Firesong turned to the nearest door on his right, and continued talking. 'What's more, I'll bet the room we were in held a weapon that Urtho did use, and the reason that the barge is in here is to take large or bulky creations up to where you can—or could, I mean—move them out the doors.'

'I wonder why this place even exists,' An'desha said, as Firesong checked to see if the door was locked before he tried opening it. 'You'd think that a force that would melt the Tower would destroy everything, wouldn't you?'

'Maybe because this was right below the event, none of the force went downward,' Karal hazarded, trying to remember some of what he'd learned from the artificers.

'Perhaps the shields on the Vault disintegrated, but absorbed all of the force in the process,' Silverfox guessed.

'Perhaps the Star-Eyed had something to do with it,' Lo'isha said with great dignity.

'Perrrhapsss all of thossse rrreasssonsss, perrrhapsss none,' Treyvan said with impatience. 'Isss the doorrr locked orrr not?'

'Just stuck,' Firesong replied, finally shoving it open. He spoke the word that lit the lamp and gave an exclamation of disappointment.

'Come look for yourself, but I don't think this one is going to do us any good,' he said, waving them over.

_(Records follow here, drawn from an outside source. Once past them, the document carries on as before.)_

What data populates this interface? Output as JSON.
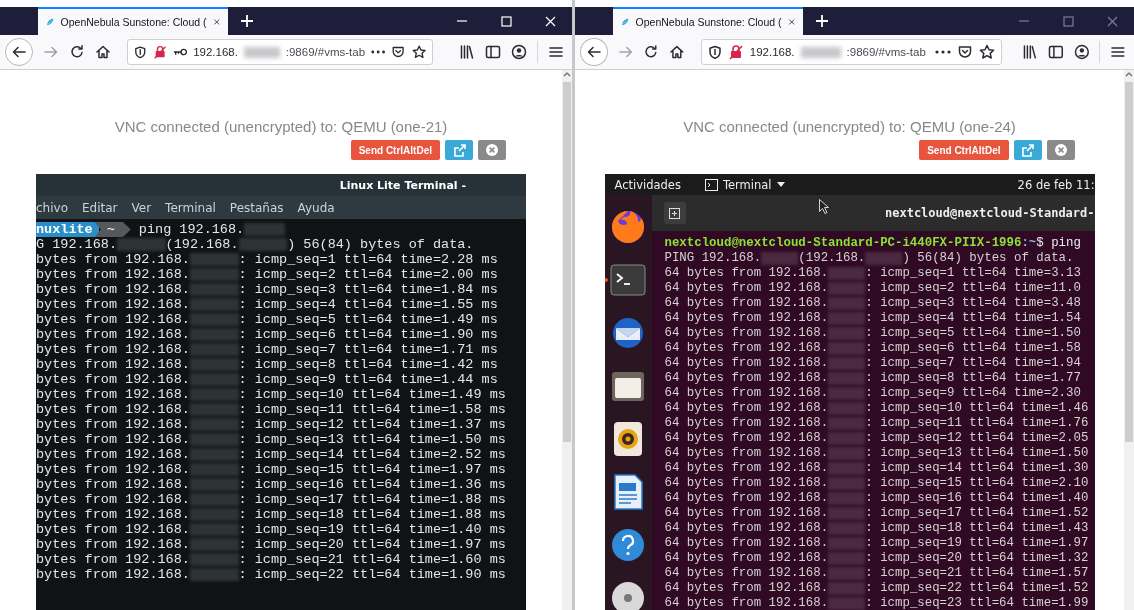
{
  "windows": [
    {
      "active": true,
      "tab_title": "OpenNebula Sunstone: Cloud (",
      "url_parts": [
        "192.168.",
        ":9869/#vms-tab"
      ],
      "insecure_key": true,
      "vnc_status": "VNC connected (unencrypted) to: QEMU (one-21)",
      "send_button": "Send CtrlAltDel",
      "screen": {
        "kind": "xfce",
        "title": "Linux Lite Terminal -",
        "menu": [
          "chivo",
          "Editar",
          "Ver",
          "Terminal",
          "Pestañas",
          "Ayuda"
        ],
        "prompt": {
          "host": "nuxlite",
          "path": "~",
          "command": "ping 192.168."
        },
        "lines": [
          [
            "G 192.168.",
            "(192.168.",
            ") 56(84) bytes of data."
          ],
          [
            "bytes from 192.168.",
            ": icmp_seq=1 ttl=64 time=2.28 ms"
          ],
          [
            "bytes from 192.168.",
            ": icmp_seq=2 ttl=64 time=2.00 ms"
          ],
          [
            "bytes from 192.168.",
            ": icmp_seq=3 ttl=64 time=1.84 ms"
          ],
          [
            "bytes from 192.168.",
            ": icmp_seq=4 ttl=64 time=1.55 ms"
          ],
          [
            "bytes from 192.168.",
            ": icmp_seq=5 ttl=64 time=1.49 ms"
          ],
          [
            "bytes from 192.168.",
            ": icmp_seq=6 ttl=64 time=1.90 ms"
          ],
          [
            "bytes from 192.168.",
            ": icmp_seq=7 ttl=64 time=1.71 ms"
          ],
          [
            "bytes from 192.168.",
            ": icmp_seq=8 ttl=64 time=1.42 ms"
          ],
          [
            "bytes from 192.168.",
            ": icmp_seq=9 ttl=64 time=1.44 ms"
          ],
          [
            "bytes from 192.168.",
            ": icmp_seq=10 ttl=64 time=1.49 ms"
          ],
          [
            "bytes from 192.168.",
            ": icmp_seq=11 ttl=64 time=1.58 ms"
          ],
          [
            "bytes from 192.168.",
            ": icmp_seq=12 ttl=64 time=1.37 ms"
          ],
          [
            "bytes from 192.168.",
            ": icmp_seq=13 ttl=64 time=1.50 ms"
          ],
          [
            "bytes from 192.168.",
            ": icmp_seq=14 ttl=64 time=2.52 ms"
          ],
          [
            "bytes from 192.168.",
            ": icmp_seq=15 ttl=64 time=1.97 ms"
          ],
          [
            "bytes from 192.168.",
            ": icmp_seq=16 ttl=64 time=1.36 ms"
          ],
          [
            "bytes from 192.168.",
            ": icmp_seq=17 ttl=64 time=1.88 ms"
          ],
          [
            "bytes from 192.168.",
            ": icmp_seq=18 ttl=64 time=1.88 ms"
          ],
          [
            "bytes from 192.168.",
            ": icmp_seq=19 ttl=64 time=1.40 ms"
          ],
          [
            "bytes from 192.168.",
            ": icmp_seq=20 ttl=64 time=1.97 ms"
          ],
          [
            "bytes from 192.168.",
            ": icmp_seq=21 ttl=64 time=1.60 ms"
          ],
          [
            "bytes from 192.168.",
            ": icmp_seq=22 ttl=64 time=1.90 ms"
          ]
        ]
      }
    },
    {
      "active": false,
      "tab_title": "OpenNebula Sunstone: Cloud (",
      "url_parts": [
        "192.168.",
        ":9869/#vms-tab"
      ],
      "insecure_key": false,
      "vnc_status": "VNC connected (unencrypted) to: QEMU (one-24)",
      "send_button": "Send CtrlAltDel",
      "screen": {
        "kind": "gnome",
        "activities": "Actividades",
        "app_menu": "Terminal",
        "clock": "26 de feb 11:",
        "window_title": "nextcloud@nextcloud-Standard-",
        "dock": [
          {
            "kind": "browser",
            "running": false
          },
          {
            "kind": "terminal",
            "running": true
          },
          {
            "kind": "mail",
            "running": false
          },
          {
            "kind": "folder",
            "running": false
          },
          {
            "kind": "speaker",
            "running": false
          },
          {
            "kind": "document",
            "running": false
          },
          {
            "kind": "help",
            "running": false
          },
          {
            "kind": "disc",
            "running": false
          }
        ],
        "prompt": {
          "user_host": "nextcloud@nextcloud-Standard-PC-i440FX-PIIX-1996",
          "path": ":~",
          "command": "$ ping"
        },
        "lines": [
          [
            "PING 192.168.",
            "(192.168.",
            ") 56(84) bytes of data."
          ],
          [
            "64 bytes from 192.168.",
            ": icmp_seq=1 ttl=64 time=3.13"
          ],
          [
            "64 bytes from 192.168.",
            ": icmp_seq=2 ttl=64 time=11.0"
          ],
          [
            "64 bytes from 192.168.",
            ": icmp_seq=3 ttl=64 time=3.48"
          ],
          [
            "64 bytes from 192.168.",
            ": icmp_seq=4 ttl=64 time=1.54"
          ],
          [
            "64 bytes from 192.168.",
            ": icmp_seq=5 ttl=64 time=1.50"
          ],
          [
            "64 bytes from 192.168.",
            ": icmp_seq=6 ttl=64 time=1.58"
          ],
          [
            "64 bytes from 192.168.",
            ": icmp_seq=7 ttl=64 time=1.94"
          ],
          [
            "64 bytes from 192.168.",
            ": icmp_seq=8 ttl=64 time=1.77"
          ],
          [
            "64 bytes from 192.168.",
            ": icmp_seq=9 ttl=64 time=2.30"
          ],
          [
            "64 bytes from 192.168.",
            ": icmp_seq=10 ttl=64 time=1.46"
          ],
          [
            "64 bytes from 192.168.",
            ": icmp_seq=11 ttl=64 time=1.76"
          ],
          [
            "64 bytes from 192.168.",
            ": icmp_seq=12 ttl=64 time=2.05"
          ],
          [
            "64 bytes from 192.168.",
            ": icmp_seq=13 ttl=64 time=1.50"
          ],
          [
            "64 bytes from 192.168.",
            ": icmp_seq=14 ttl=64 time=1.30"
          ],
          [
            "64 bytes from 192.168.",
            ": icmp_seq=15 ttl=64 time=2.10"
          ],
          [
            "64 bytes from 192.168.",
            ": icmp_seq=16 ttl=64 time=1.40"
          ],
          [
            "64 bytes from 192.168.",
            ": icmp_seq=17 ttl=64 time=1.52"
          ],
          [
            "64 bytes from 192.168.",
            ": icmp_seq=18 ttl=64 time=1.43"
          ],
          [
            "64 bytes from 192.168.",
            ": icmp_seq=19 ttl=64 time=1.97"
          ],
          [
            "64 bytes from 192.168.",
            ": icmp_seq=20 ttl=64 time=1.32"
          ],
          [
            "64 bytes from 192.168.",
            ": icmp_seq=21 ttl=64 time=1.57"
          ],
          [
            "64 bytes from 192.168.",
            ": icmp_seq=22 ttl=64 time=1.52"
          ],
          [
            "64 bytes from 192.168.",
            ": icmp_seq=23 ttl=64 time=1.99"
          ]
        ]
      }
    }
  ]
}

Once again Karal held back, but on his own viewing, he was inclined to agree with Firesong. This room contained a conglomerate of bizarre parts, from coils of wire to animal skulls with jeweled eyes, all woven together in a crazed spider-web of colored string, ribbon, hair-thin wire, and rawhide thongs.

'Good God, why skulls?' Karal exclaimed, revolted.

'Perhaps because they had been used in shamanic ceremonies and so now were attuned to power of a sort he needed,' Lo'isha hazarded. 'Not Kaled'a'in ceremonies, but Urtho made use of the magics he had learned from many peoples, and many peoples were his allies.'

'I don't know about you, but I don't even want to touch that,' Firesong said as he edged back outside. 'I don't know what it does, and I'm not sure it would still do it at this point—and even if it did, how much of it would fall into dust if you brushed against it?'

'Trrrue,' Treyvan said, taking care to tuck his wings in as he moved back outside. With one accord, they closed the door with the greatest of care and moved on to the next room.

By the time they were finished, they had eliminated eight of the fifteen possibilities. None were quite as bizarre as the cow-skull construction, but no one wanted to take any chances on them. Two were featureless boxes that had even Treyvan shaking his head in bafflement, one was an unidentifiable object that resembled nothing so much as a spill of liquid caught and frozen in midair. Two more were delicate sculptures of wires and gemstones that they were all afraid to touch lest they fall to pieces, and the remaining three Treyvan recognized from his litany as being simple weapons of dreadful mass destruction of life and property—not at all suited to their purposes, for there was nothing magical about the energy released when these things were triggered.